Fiscal 2023 DIF Account

Deadspin: The Stadium Scam Goes Minor-League, And It Has An Unlikely Ally

Just reread this column

Lot of interesting stuff.  Especially this part on Zimbalist:

But academic economists, it may shock you to learn, do not live on tenure alone. They also take on consulting jobs, issuing reports and testifying before city councils on the merits or lack thereof of proposed development projects.

Zimbalist’s first prominent client was Bruce Ratner, the nebbish-out-of-water real estate developer who bought the New Jersey Nets in 2004 with plans to move them to a new arena in Brooklyn. For his fee, Zimbalist wrote a report determining that while the arena would be a money-loser for New York taxpayers, the surrounding housing development would more than make up for it, supplying over $1 billion in new tax revenues.
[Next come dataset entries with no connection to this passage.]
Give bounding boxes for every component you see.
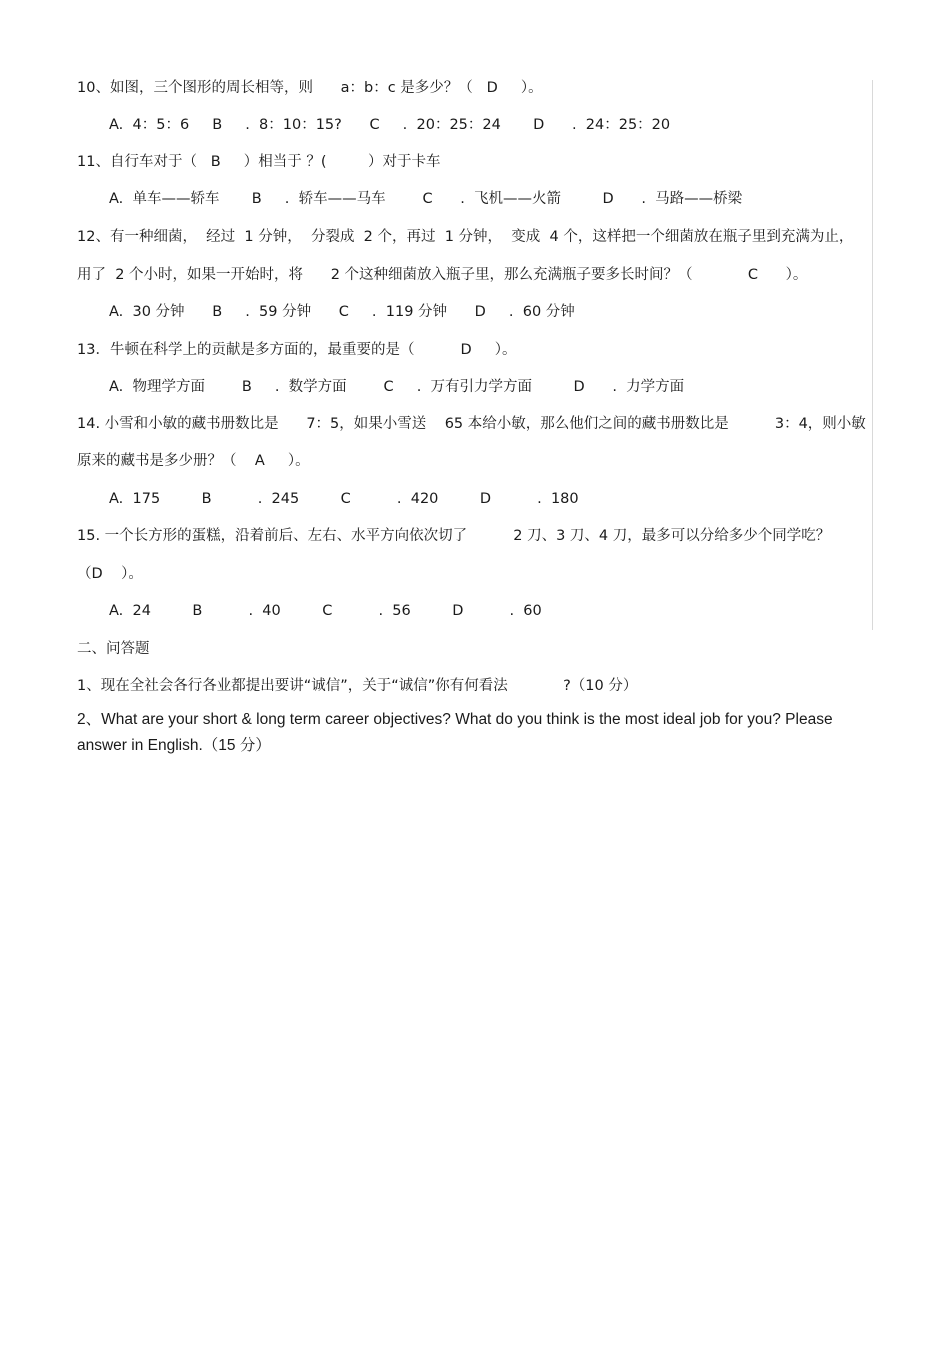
question-11-stem: 11、自行车对于（ B ）相当于 ？( ）对于卡车 — [77, 154, 441, 170]
question-10-options: A. 4：5：6 B . 8：10：15? C . 20：25：24 D . 24：25：20 — [109, 117, 671, 133]
question-11-options: A. 单车——轿车 B . 轿车——马车 C . 飞机——火箭 D . 马路——桥梁 — [109, 191, 743, 207]
question-14-stem-line1: 14. 小雪和小敏的藏书册数比是 7：5，如果小雪送 65 本给小敏，那么他们之间的藏书册数比是 3：4，则小敏 — [77, 416, 866, 432]
essay-question-2-line2: answer in English.（15 分） — [77, 737, 271, 754]
section-2-heading: 二、问答题 — [77, 641, 150, 657]
page-margin-rule — [872, 80, 873, 630]
question-15-stem-line1: 15. 一个长方形的蛋糕，沿着前后、左右、水平方向依次切了 2 刀、3 刀、4 刀，最多可以分给多少个同学吃？ — [77, 528, 831, 544]
essay-question-2-line1: 2、What are your short & long term career objectives? What do you think is the most ideal job for you? Please — [77, 711, 833, 728]
question-12-stem-line2: 用了 2 个小时，如果一开始时，将 2 个这种细菌放入瓶子里，那么充满瓶子要多长时间？（ C ）。 — [77, 267, 808, 283]
question-12-options: A. 30 分钟 B . 59 分钟 C . 119 分钟 D . 60 分钟 — [109, 304, 575, 320]
question-10-stem: 10、如图，三个图形的周长相等，则 a：b：c 是多少？（ D ）。 — [77, 80, 543, 96]
question-14-stem-line2: 原来的藏书是多少册？（ A ）。 — [77, 453, 310, 469]
question-13-options: A. 物理学方面 B . 数学方面 C . 万有引力学方面 D . 力学方面 — [109, 379, 685, 395]
question-15-stem-line2: （D ）。 — [77, 566, 143, 582]
question-13-stem: 13．牛顿在科学上的贡献是多方面的，最重要的是（ D ）。 — [77, 342, 517, 358]
question-12-stem-line1: 12、有一种细菌， 经过 1 分钟， 分裂成 2 个，再过 1 分钟， 变成 4 个，这样把一个细菌放在瓶子里到充满为止， — [77, 229, 854, 245]
essay-question-1: 1、现在全社会各行各业都提出要讲“诚信”，关于“诚信”你有何看法 ?（10 分） — [77, 678, 638, 694]
question-15-options: A. 24 B . 40 C . 56 D . 60 — [109, 603, 542, 619]
question-14-options: A. 175 B . 245 C . 420 D . 180 — [109, 491, 579, 507]
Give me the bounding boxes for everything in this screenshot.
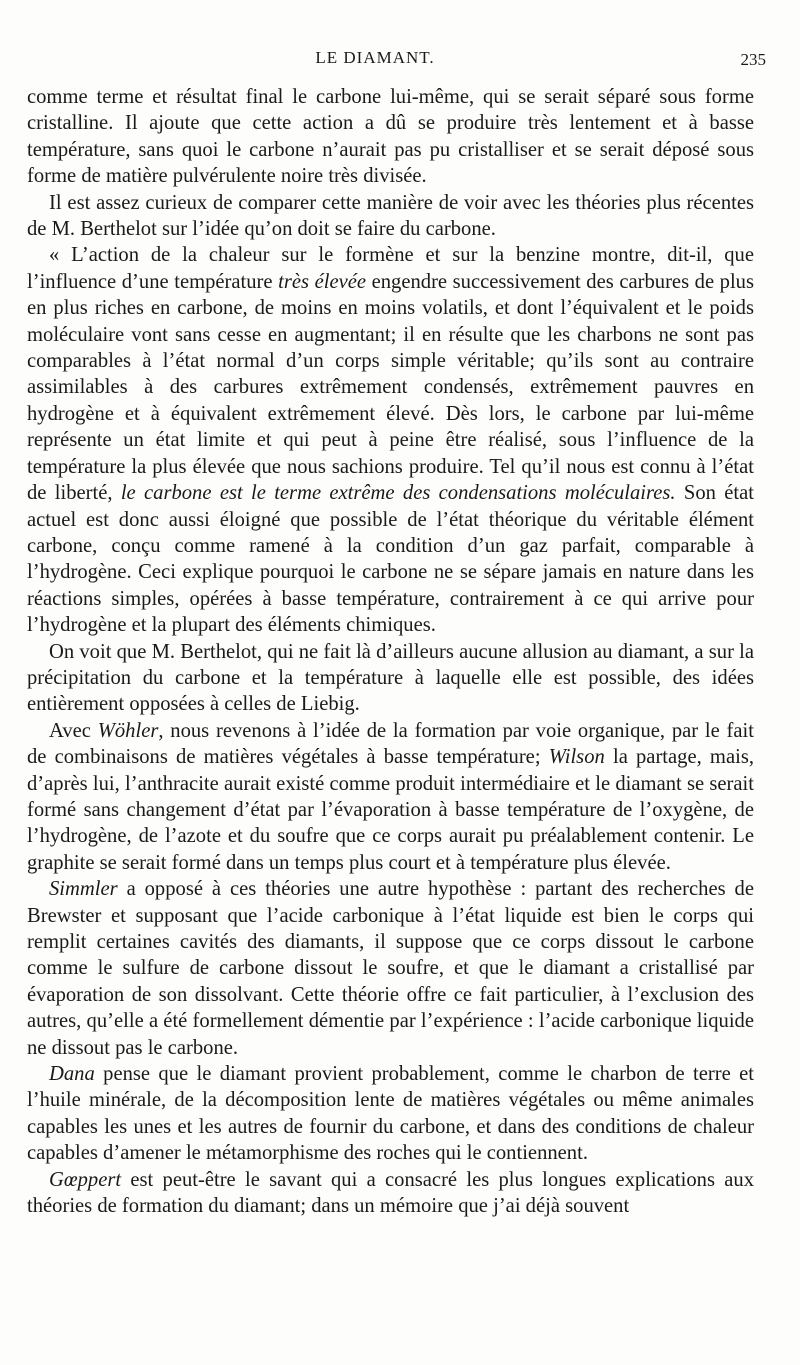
paragraph — [27, 876, 754, 1061]
paragraph — [27, 1061, 754, 1167]
italic-text: le carbone est le terme extrême des condensations moléculaires. — [120, 482, 676, 505]
page-number: 235 — [740, 50, 766, 69]
text-run: Son état actuel est donc aussi éloigné que possible de l’état théorique du véritable élément carbone, conçu comme ramené à la condition d’un gaz parfait, comparable à l’hydrogène. Ceci explique pourquoi le carbone ne se sépare jamais en nature dans les réactions simples, opérées à basse température, contrairement à ce qui arrive pour l’hydrogène et la plupart des éléments chimiques. — [27, 482, 754, 637]
text-run: On voit que M. Berthelot, qui ne fait là d’ailleurs aucune allusion au diamant, a sur la précipitation du carbone et la température à laquelle elle est possible, des idées entièrement opposées à celles de Liebig. — [27, 640, 754, 716]
italic-text: Simmler — [49, 878, 118, 901]
italic-text: Gœppert — [49, 1168, 122, 1191]
italic-text: Wilson — [548, 746, 605, 769]
text-run: Avec — [49, 719, 98, 742]
running-header — [0, 48, 800, 72]
paragraph — [27, 84, 754, 190]
text-run: pense que le diamant provient probablement, comme le charbon de terre et l’huile minérale, de la décomposition lente de matières végétales ou même animales capables les unes et les autres de fournir du carbone, et dans des conditions de chaleur capables d’amener le métamorphisme des roches qui le contiennent. — [27, 1063, 754, 1165]
paragraph — [27, 639, 754, 718]
text-run: comme terme et résultat final le carbone lui-même, qui se serait séparé sous forme cristalline. Il ajoute que cette action a dû se produire très lentement et à basse température, sans quoi le carbone n’aurait pas pu cristalliser et se serait déposé sous forme de matière pulvérulente noire très divisée. — [27, 86, 754, 188]
paragraph — [27, 190, 754, 243]
text-run: engendre successivement des carbures de plus en plus riches en carbone, de moins en moins volatils, et dont l’équivalent et le poids moléculaire vont sans cesse en augmentant; il en résulte que les charbons ne sont pas comparables à l’état normal d’un corps simple véritable; qu’ils sont au contraire assimilables à des carbures extrêmement condensés, extrêmement pauvres en hydrogène et à équivalent extrêmement élevé. Dès lors, le carbone par lui-même représente un état limite et qui peut à peine être réalisé, sous l’influence de la température la plus élevée que nous sachions produire. Tel qu’il nous est connu à l’état de liberté, — [27, 270, 754, 505]
italic-text: Wöhler — [97, 719, 159, 742]
paragraph — [27, 242, 754, 638]
text-run: a opposé à ces théories une autre hypothèse : partant des recherches de Brewster et supposant que l’acide carbonique à l’état liquide est bien le corps qui remplit certaines cavités des diamants, il suppose que ce corps dissout le carbone comme le sulfure de carbone dissout le soufre, et que le diamant a cristallisé par évaporation de son dissolvant. Cette théorie offre ce fait particulier, à l’exclusion des autres, qu’elle a été formellement démentie par l’expérience : l’acide carbonique liquide ne dissout pas le carbone. — [27, 878, 754, 1059]
text-run: est peut-être le savant qui a consacré les plus longues explications aux théories de formation du diamant; dans un mémoire que j’ai déjà souvent — [27, 1168, 754, 1218]
running-title: LE DIAMANT. — [315, 48, 435, 67]
text-run: Il est assez curieux de comparer cette manière de voir avec les théories plus récentes de M. Berthelot sur l’idée qu’on doit se faire du carbone. — [27, 191, 754, 241]
text-run: la partage, mais, d’après lui, l’anthracite aurait existé comme produit intermédiaire et le diamant se serait formé sans changement d’état par l’évaporation à basse température de l’oxygène, de l’hydrogène, de l’azote et du soufre que ce corps aurait pu préalablement contenir. Le graphite se serait formé dans un temps plus court et à température plus élevée. — [27, 746, 754, 874]
italic-text: Dana — [49, 1063, 95, 1086]
text-run: , nous revenons à l’idée de la formation par voie organique, par le fait de combinaisons de matières végétales à basse température; — [27, 719, 754, 769]
text-run: « L’action de la chaleur sur le formène et sur la benzine montre, dit-il, que l’influence d’une température — [27, 244, 754, 293]
italic-text: très élevée — [278, 270, 367, 293]
paragraph — [27, 1167, 754, 1220]
paragraph — [27, 718, 754, 876]
body-text — [27, 84, 754, 1219]
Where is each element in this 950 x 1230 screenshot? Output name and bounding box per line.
“I would never have undertaken this exercise,” Washington State University sports economist Rod Fort told me at the time. “In essence, Andy is trying to forecast 33 years hence, and he’s forecasting housing markets, which there are other people spending all their waking moments on. What you see is assumption after assumption after assumption after assumption.” Two economists working with a community group that opposed the Nets arena issued their own analysis critiquing Zimbalist’s figures as hogwash; the city Independent Budget Office issued a study reiterating that the arena wouldn’t pay off its city subsidies, and the economics of the housing component were too hard to determine thanks to the “considerable uncertainty” of when construction would be completed. (Fourteen years later, barely 20 percent of the promised apartments have been built.)

Two years later, Zimbalist spoke in favor of a new Yankees stadium in the Bronx, writing a New York Times op-ed that dismissed “those who want no disruption and the maintenance of the status quo” and insisted that the city’s $210 million in costs would result in such public amenities as expanded recreation space and new parking revenues that would pay off state-funded parking garages. (The actual city cost would end up as nearly $700 million, the new parks were smaller than the old ones, and the parking garages were an unmitigated disaster that provided no new revenues to the state.)

The gigs, and the controversies, kept coming. When testifying for the city of Seattle, which was trying to extract restitution from the Sonics for skipping town for Oklahoma City, Zimbalist was revealed to have cribbed word-for-word from an earlier report he’d compiled for the city of Anaheim—only since that city had hired him to argue that sports teams (in its case the Angels) didn’t provide significant economic benefits, for his Seattle report Zimbalist had simply reprinted the same analysis but reversed his conclusions. In 2013, Zimbalist told the Tampa Bay Times that local taxpayers should be willing to chip in for a new Rays stadium, only to have it revealed that he was moonlighting as an MLB consultant at the time.

None of this seemed to hurt Zimbalist’s $225-an-hour side business. Before Worcester, he had most recently consulted for none other than the state of Rhode Island, advising officials on their own stadium bid for the PawSox.